Спал он часа два, не больше. Сплющенное, разорванное солнце скрывалось, прощаясь с землей последними красками заката. Выпирали колючие звезды. Яснела на глазах луна, наполняя обливным светом тайгу.
И снова рысил, где удавалось, тофаларец, и Пулька упорно рвалась вперед, взвизгивая, когда колола израненные настом лапы; и снова Кильтырой смотрел, не мигая, перед собой, буравил взглядом тайгу, а виделись ему ненавистные лица в прыгающем прицеле бердана.
Кильтырой поправил шарф на груди. Мороз усиливался. Луна принарядилась большим голубым венцом.
Шурх-шурх-шурх-шурх… — разбрызгивает олень сверкающий снег.

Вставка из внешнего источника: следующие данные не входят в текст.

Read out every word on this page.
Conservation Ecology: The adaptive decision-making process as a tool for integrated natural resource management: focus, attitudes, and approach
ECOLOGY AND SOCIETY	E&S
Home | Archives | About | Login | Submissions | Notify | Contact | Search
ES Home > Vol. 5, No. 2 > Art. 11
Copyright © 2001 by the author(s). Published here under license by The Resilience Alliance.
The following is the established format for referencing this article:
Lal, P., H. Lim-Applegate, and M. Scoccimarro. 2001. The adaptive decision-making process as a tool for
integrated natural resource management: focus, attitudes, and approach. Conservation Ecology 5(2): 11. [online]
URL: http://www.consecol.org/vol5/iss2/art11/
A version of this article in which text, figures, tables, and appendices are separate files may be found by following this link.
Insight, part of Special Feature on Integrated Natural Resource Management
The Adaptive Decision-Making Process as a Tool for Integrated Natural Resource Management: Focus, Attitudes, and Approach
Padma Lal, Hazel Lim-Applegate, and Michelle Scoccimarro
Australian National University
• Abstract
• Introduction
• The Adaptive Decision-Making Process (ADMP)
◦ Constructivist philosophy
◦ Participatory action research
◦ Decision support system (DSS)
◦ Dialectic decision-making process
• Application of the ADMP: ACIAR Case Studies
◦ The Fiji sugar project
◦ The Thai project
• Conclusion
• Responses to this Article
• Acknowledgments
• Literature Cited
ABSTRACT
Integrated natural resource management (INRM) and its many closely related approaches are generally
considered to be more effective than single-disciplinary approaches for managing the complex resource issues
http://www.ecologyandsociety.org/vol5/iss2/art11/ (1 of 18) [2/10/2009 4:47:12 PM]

— Ходи, ходи, — подсказывает ему Кильтырой. — Поспешай, дружок. Я те ягелю потом сам с-под насту надергаю, вкусного, сочного, я те глазки чаем вымою, и копытца залечу, и шерстку расчешу железным гребнем, и на всю зиму волю и роздых дам. Поспешай, дружок, поспешай. Достать их нам надо. Это ить надо ж звери! А еще русскими называются. Какие ж оне русские? Русские, однако, нам, эвенкам, свет подарили, електричество, дома теплые, доктора да лекарства. Дети все выкормлены, выучены… Помирать не хочется. А то ить раньше как? Старик ежели — так и помереть торопится. А я вот не тороплюсь. Жизть-то какая: спутники летают, внуки здоровы, тайга наша. Наша… Ну что ж… Чай, ненадолго уж. К утру все ж нагоню. Поспешай, дружок, поспешай… Бердан промашки не даст. Бой верный. Патроны сухие. Ить бешеных зверей даже изводить велят. А оне и есть бешеные. Скоко, однако, людям худа навели и навести норовят. Бешеные и есть. Убить надо. Спасибо скажут старику…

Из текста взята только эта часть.